Minimmit is a Byzantine‑fault‑tolerant state‑machine‑replication (SMR) protocol that reduces latency beyond existing 2‑round finality schemes by decoupling the quorum thresholds used for view progression and for block finalisation. Under the stronger resilience assumption 5f + 1 ≤ n (where n is the total number of processors and f the maximum number of Byzantine faults), Minimmit requires only 2f + 1 signed votes (an “M‑notarisation”) to move to the next view, while still demanding n − f votes (an “L‑notarisation”) to consider a block finalised. This separation exploits the fact that in globally distributed networks a small quorum can be collected much faster than a large one, thereby shortening the time between views without sacrificing safety.

The paper provides formal proofs of consistency, liveness, and optimistic responsiveness (the guarantee that a correct leader after GST can finalise a block in a single round of voting). The key safety argument shows that if a block receives an L‑notarisation, no other block in the same view can ever obtain 2f + 1 votes, because the two vote sets would intersect in at least f + 1 processors, guaranteeing at least one correct processor would have voted twice – a contradiction. Consequently, any processor that sees an M‑notarisation can safely start the next view, knowing that the block it voted for cannot be contradicted later.

Experimentally, the authors built a network simulator that reproduces inter‑region latency and jitter measured from AWS over the past year. They placed 50 processors uniformly across ten virtual regions (US‑west‑1, US‑east‑1, EU‑west‑1, AP‑northeast‑1, etc.) and compared Minimmit against Simplex (a 3‑round protocol) and Kudzu (a 2‑round protocol that uses the larger quorum n − 2f for view changes). Results show Minimmit achieving a view latency of 146 ms (σ = 21 ms), a 23 %–25 % reduction relative to Simplex (194 ms) and Kudzu (190 ms). Block latency (time to finalise a block) is 220 ms, matching Kudzu and improving on Simplex’s 299 ms. Because a transaction submitted just after block height h must wait for the next view and the subsequent block’s finalisation, the reduced view latency translates into a transaction end‑to‑end latency of 366 ms (146 ms + 220 ms) versus 410 ms for the other 2‑round protocols—a 10.7 % improvement.
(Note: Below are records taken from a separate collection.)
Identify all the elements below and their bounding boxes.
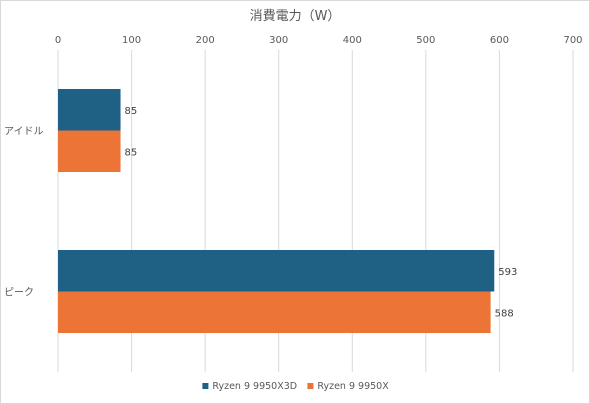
bar <box>58 130 121 172</box>
category-label: アイドル <box>4 127 44 138</box>
data-label: 85 <box>125 147 138 158</box>
bar <box>58 89 121 131</box>
legend: Ryzen 9 9950X3D Ryzen 9 9950X <box>202 381 389 392</box>
legend-swatch <box>202 383 209 389</box>
bars <box>58 89 495 333</box>
bar <box>58 250 495 292</box>
data-label: 588 <box>495 308 514 319</box>
data-label: 85 <box>125 106 138 117</box>
legend-swatch <box>307 383 314 389</box>
x-tick-label: 600 <box>490 35 509 46</box>
legend-label: Ryzen 9 9950X <box>317 381 389 392</box>
x-axis-ticks: 0 100 200 300 400 500 600 700 <box>55 35 583 46</box>
x-tick-label: 400 <box>343 35 362 46</box>
x-tick-label: 200 <box>196 35 215 46</box>
category-label: ピーク <box>4 287 34 299</box>
data-labels: 85 85 593 588 <box>125 106 518 320</box>
legend-label: Ryzen 9 9950X3D <box>212 381 297 392</box>
data-label: 593 <box>498 267 517 278</box>
bar <box>58 291 491 333</box>
x-tick-label: 100 <box>122 35 141 46</box>
x-tick-label: 700 <box>563 35 582 46</box>
x-tick-label: 0 <box>55 35 61 46</box>
chart-title: 消費電力（W） <box>250 9 341 24</box>
x-tick-label: 300 <box>269 35 288 46</box>
x-tick-label: 500 <box>416 35 435 46</box>
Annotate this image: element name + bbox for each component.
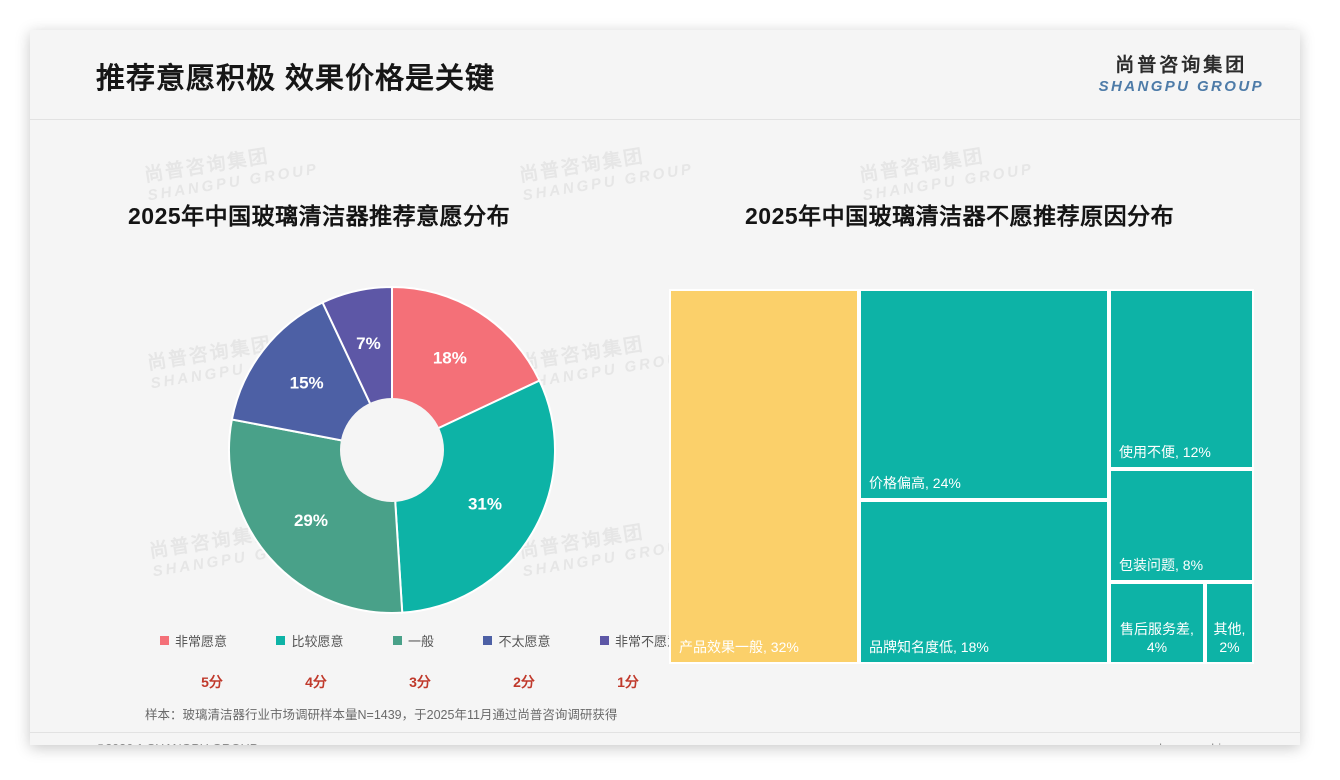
donut-score-row: 5分 4分 3分 2分 1分 xyxy=(160,672,680,692)
legend-score-label: 1分 xyxy=(617,674,639,690)
treemap-cell[interactable]: 产品效果一般, 32% xyxy=(669,289,859,664)
legend-item[interactable]: 比较愿意 xyxy=(276,631,344,650)
recommendation-willingness-donut-chart: 18% 31% 29% 15% 7% xyxy=(227,285,557,615)
slide-header: 推荐意愿积极 效果价格是关键 尚普咨询集团 SHANGPU GROUP xyxy=(30,30,1300,120)
brand-logo: 尚普咨询集团 SHANGPU GROUP xyxy=(1099,54,1264,96)
donut-slice-label: 15% xyxy=(290,373,324,392)
legend-item-label: 比较愿意 xyxy=(291,634,344,649)
legend-swatch-icon xyxy=(483,636,493,645)
treemap-cell[interactable]: 包装问题, 8% xyxy=(1109,469,1254,582)
copyright-text: ©2026.1 SHANGPU GROUP xyxy=(96,742,258,745)
treemap-cell-label: 品牌知名度低, 18% xyxy=(869,638,989,655)
treemap-cell[interactable]: 售后服务差, 4% xyxy=(1109,582,1205,664)
legend-score-label: 5分 xyxy=(201,674,223,690)
treemap-cell[interactable]: 品牌知名度低, 18% xyxy=(859,500,1109,664)
donut-legend: 非常愿意 比较愿意 一般 不太愿意 非常不愿意 xyxy=(160,631,680,650)
donut-slice[interactable] xyxy=(391,285,541,452)
donut-slice-label: 7% xyxy=(356,334,381,353)
website-url: www.shangpu-china.com xyxy=(1123,742,1262,745)
logo-chinese-text: 尚普咨询集团 xyxy=(1115,55,1248,76)
legend-item-label: 非常不愿意 xyxy=(614,634,680,649)
page-title: 推荐意愿积极 效果价格是关键 xyxy=(96,63,496,95)
legend-item[interactable]: 不太愿意 xyxy=(483,631,550,650)
legend-swatch-icon xyxy=(276,636,286,645)
treemap-cell-label: 产品效果一般, 32% xyxy=(679,638,799,655)
legend-item-label: 一般 xyxy=(407,634,434,649)
slide-footer: ©2026.1 SHANGPU GROUP www.shangpu-china.… xyxy=(30,732,1300,745)
legend-score-label: 3分 xyxy=(409,674,431,690)
legend-item[interactable]: 一般 xyxy=(392,631,434,650)
donut-slice-label: 31% xyxy=(468,494,502,513)
legend-swatch-icon xyxy=(392,636,402,645)
footnote-bar: 样本：玻璃清洁器行业市场调研样本量N=1439，于2025年11月通过尚普咨询调… xyxy=(30,699,1300,733)
treemap-cell[interactable]: 价格偏高, 24% xyxy=(859,289,1109,500)
donut-svg: 18% 31% 29% 15% 7% xyxy=(228,285,556,614)
slide: 尚普咨询集团 SHANGPU GROUP 尚普咨询集团 SHANGPU GROU… xyxy=(30,30,1300,745)
donut-hole xyxy=(340,398,444,502)
treemap-cell-label: 价格偏高, 24% xyxy=(869,474,961,491)
treemap-cell-label: 售后服务差, 4% xyxy=(1120,621,1194,655)
treemap-cell-label: 其他, 2% xyxy=(1213,621,1246,655)
donut-slice-label: 29% xyxy=(294,511,328,530)
legend-item-label: 不太愿意 xyxy=(498,634,551,649)
legend-item-label: 非常愿意 xyxy=(175,634,228,649)
treemap-cell[interactable]: 使用不便, 12% xyxy=(1109,289,1254,469)
left-chart-title: 2025年中国玻璃清洁器推荐意愿分布 xyxy=(128,203,511,229)
legend-swatch-icon xyxy=(599,636,609,645)
right-chart-title: 2025年中国玻璃清洁器不愿推荐原因分布 xyxy=(745,203,1175,229)
donut-slice[interactable] xyxy=(230,301,394,452)
legend-score-label: 2分 xyxy=(513,674,535,690)
logo-english-text: SHANGPU GROUP xyxy=(1098,77,1264,95)
legend-item[interactable]: 非常不愿意 xyxy=(599,631,680,650)
treemap-cell-label: 包装问题, 8% xyxy=(1119,556,1204,573)
treemap-cell-label: 使用不便, 12% xyxy=(1119,443,1211,460)
treemap-cell[interactable]: 其他, 2% xyxy=(1205,582,1254,664)
slide-body: 2025年中国玻璃清洁器推荐意愿分布 2025年中国玻璃清洁器不愿推荐原因分布 … xyxy=(30,119,1300,699)
donut-slice-label: 18% xyxy=(433,348,467,367)
legend-swatch-icon xyxy=(160,636,169,645)
legend-score-label: 4分 xyxy=(305,674,327,690)
unwilling-reasons-treemap-chart: 产品效果一般, 32% 价格偏高, 24% 品牌知名度低, 18% 使用不便, 12%… xyxy=(669,289,1254,664)
sample-note: 样本：玻璃清洁器行业市场调研样本量N=1439，于2025年11月通过尚普咨询调… xyxy=(145,708,618,722)
legend-item[interactable]: 非常愿意 xyxy=(160,631,227,650)
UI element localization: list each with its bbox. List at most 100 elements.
The protocol deliberately drops the “slow path” (an extra voting round used when the fast path fails) to avoid the latency penalty of waiting for a larger quorum. This design choice slightly reduces resilience to crash faults compared with protocols such as Alpenglow or Hydrangea, which retain a slow path and can tolerate additional crash failures. However, under the 5f + 1 ≤ n assumption, Minimmit still guarantees safety and liveness as long as at most f processors are Byzantine.

Beyond the core algorithm, the authors describe several engineering optimisations. They integrate aggregate and threshold signatures to bound communication during asynchronous periods, and they present an erasure‑coded variant (E‑Minimmit) that expands block data by a factor of 2.5 but reduces per‑processor bandwidth. These techniques are generic and could be applied to other “Simplex‑style” protocols.

In comparison with related work, Minimmit’s main contribution is the insight that view progression can safely use a much smaller quorum than finalisation, yielding measurable latency gains in realistic, geographically dispersed deployments. The paper positions Minimmit as a practical solution for high‑throughput, low‑latency blockchain or distributed database systems where the stronger fault‑tolerance assumption is acceptable. Future work is suggested on extending the approach to weaker resilience bounds, adaptive quorum selection, and deployment on real‑world testbeds.